As with Groupon et al., there are no upfront fees for doing any of this, which is a huge advantage for small merchants and service providers who've been burned when advertising in local newspapers or radio and TV.
The difference is that Cause Rocket changes the split … and disrupts the old deal-of-the-day models … by relying on charities to serve as de facto affiliates,
recruiting new merchants and service providers.
If there’s a weakness in Cause Rocket’s business model, it might be here: The charities that are good at cause marketing is a relatively small list, perhaps 500 nationwide. Even so, I’ve long expected that there’s a Pareto principle at work among these cause marketers; probably the top 20% of those 500 cause marketing charities account for perhaps 80% of the dollar value of all cause marketing. And those 100 charities are much better at working with big companies than small ones, where Groupon and LivingSocial and, presumably, Cause Rocket will live.

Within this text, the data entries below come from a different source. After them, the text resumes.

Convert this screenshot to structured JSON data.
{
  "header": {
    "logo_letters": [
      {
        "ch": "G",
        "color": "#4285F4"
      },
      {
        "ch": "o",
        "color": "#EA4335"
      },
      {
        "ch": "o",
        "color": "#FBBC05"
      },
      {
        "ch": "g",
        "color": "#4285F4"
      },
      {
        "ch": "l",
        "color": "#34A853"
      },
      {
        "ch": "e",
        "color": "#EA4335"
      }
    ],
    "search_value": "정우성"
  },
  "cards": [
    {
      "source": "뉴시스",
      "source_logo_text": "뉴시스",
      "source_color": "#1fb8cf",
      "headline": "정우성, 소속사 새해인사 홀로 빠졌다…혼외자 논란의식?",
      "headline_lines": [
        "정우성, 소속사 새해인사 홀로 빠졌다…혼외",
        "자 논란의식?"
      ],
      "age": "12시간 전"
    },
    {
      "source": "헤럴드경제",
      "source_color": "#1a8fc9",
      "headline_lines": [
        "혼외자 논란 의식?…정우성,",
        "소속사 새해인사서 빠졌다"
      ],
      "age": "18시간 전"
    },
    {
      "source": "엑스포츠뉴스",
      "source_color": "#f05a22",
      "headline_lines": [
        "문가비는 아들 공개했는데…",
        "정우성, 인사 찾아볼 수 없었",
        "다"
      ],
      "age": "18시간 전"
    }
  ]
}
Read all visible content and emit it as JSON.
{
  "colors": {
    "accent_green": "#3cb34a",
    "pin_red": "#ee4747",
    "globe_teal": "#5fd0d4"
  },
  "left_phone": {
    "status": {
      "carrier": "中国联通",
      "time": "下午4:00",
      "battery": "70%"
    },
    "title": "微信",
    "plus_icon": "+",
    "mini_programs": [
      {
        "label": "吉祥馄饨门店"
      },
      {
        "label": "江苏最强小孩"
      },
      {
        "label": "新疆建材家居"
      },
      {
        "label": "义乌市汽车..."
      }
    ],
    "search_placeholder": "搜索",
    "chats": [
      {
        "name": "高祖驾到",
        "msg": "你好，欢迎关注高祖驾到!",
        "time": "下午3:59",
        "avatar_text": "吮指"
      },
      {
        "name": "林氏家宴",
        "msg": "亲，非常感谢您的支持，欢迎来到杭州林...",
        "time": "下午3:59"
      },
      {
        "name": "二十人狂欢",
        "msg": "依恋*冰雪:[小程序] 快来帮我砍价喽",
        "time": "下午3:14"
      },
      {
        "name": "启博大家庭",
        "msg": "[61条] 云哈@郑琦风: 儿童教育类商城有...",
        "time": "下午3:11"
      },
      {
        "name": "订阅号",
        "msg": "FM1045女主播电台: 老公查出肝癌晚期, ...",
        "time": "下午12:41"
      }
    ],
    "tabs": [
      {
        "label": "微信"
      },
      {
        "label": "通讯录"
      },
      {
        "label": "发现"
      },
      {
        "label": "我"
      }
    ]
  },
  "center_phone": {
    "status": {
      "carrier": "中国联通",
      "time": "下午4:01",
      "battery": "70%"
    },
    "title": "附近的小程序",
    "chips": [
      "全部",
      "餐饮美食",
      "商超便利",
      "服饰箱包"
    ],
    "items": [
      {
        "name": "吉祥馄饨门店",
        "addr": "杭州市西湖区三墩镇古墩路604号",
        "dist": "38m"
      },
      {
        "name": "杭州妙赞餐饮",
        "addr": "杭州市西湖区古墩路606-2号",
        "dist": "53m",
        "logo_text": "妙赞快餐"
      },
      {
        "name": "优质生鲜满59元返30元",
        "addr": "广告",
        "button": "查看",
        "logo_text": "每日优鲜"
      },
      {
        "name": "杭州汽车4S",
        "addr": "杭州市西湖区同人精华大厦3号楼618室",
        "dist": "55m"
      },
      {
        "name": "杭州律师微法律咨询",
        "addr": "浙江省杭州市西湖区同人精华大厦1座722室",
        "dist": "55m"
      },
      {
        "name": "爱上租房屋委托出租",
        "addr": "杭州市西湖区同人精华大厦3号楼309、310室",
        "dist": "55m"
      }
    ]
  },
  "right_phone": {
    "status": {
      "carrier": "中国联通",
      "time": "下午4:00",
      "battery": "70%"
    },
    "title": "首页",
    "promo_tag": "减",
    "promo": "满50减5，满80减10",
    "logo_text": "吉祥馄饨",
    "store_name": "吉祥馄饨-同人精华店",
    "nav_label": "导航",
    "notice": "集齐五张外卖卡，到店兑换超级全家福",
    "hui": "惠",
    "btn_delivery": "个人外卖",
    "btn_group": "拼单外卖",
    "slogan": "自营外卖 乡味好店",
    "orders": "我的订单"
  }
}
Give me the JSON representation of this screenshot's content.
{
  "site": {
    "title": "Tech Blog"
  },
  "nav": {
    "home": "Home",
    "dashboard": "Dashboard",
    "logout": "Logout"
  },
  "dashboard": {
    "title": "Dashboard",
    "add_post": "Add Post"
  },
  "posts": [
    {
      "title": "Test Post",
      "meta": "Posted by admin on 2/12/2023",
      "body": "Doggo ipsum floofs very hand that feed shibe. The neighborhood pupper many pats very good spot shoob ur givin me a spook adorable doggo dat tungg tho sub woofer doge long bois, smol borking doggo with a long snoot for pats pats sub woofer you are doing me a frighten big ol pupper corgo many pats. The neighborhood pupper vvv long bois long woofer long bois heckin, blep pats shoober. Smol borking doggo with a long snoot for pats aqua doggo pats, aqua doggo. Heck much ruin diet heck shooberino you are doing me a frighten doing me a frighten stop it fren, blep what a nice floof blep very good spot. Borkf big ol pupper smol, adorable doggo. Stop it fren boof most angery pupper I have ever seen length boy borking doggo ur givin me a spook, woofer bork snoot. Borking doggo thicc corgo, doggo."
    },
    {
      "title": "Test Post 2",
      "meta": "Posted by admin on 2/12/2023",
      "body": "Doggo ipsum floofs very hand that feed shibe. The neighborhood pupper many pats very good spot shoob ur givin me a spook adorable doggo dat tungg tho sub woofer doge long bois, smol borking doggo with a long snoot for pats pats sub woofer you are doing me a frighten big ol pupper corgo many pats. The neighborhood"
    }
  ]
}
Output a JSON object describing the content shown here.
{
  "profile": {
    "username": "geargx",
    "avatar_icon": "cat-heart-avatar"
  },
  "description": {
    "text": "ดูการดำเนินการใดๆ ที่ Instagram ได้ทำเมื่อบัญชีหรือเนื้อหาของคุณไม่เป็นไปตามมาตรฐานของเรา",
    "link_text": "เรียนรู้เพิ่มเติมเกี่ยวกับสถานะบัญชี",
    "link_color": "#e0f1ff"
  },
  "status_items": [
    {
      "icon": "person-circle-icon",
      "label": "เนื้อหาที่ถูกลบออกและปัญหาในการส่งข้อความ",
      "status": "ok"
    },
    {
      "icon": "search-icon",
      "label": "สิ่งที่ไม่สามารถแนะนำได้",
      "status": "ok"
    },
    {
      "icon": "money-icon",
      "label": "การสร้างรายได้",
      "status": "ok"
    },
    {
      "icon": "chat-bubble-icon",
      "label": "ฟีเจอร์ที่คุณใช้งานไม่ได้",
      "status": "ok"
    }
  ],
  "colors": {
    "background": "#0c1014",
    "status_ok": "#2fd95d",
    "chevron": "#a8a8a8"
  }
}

The only notable exception that comes to mind are the charities like the American Cancer Society or the American Diabetes Association, that have a headquarters and then some number of regional or even local offices. Those kinds of charities tend to do a lot of event production and spend a lot of time in front of small businesses. Cause Rocket would be perfect for those kind of charities.
To me, Cause Rocket meets Harvard Business School Prof. Clayton Christensen’s definition of disruptive innovation: it creates a new market and a new value network, with cause-marketing playing a major role in that.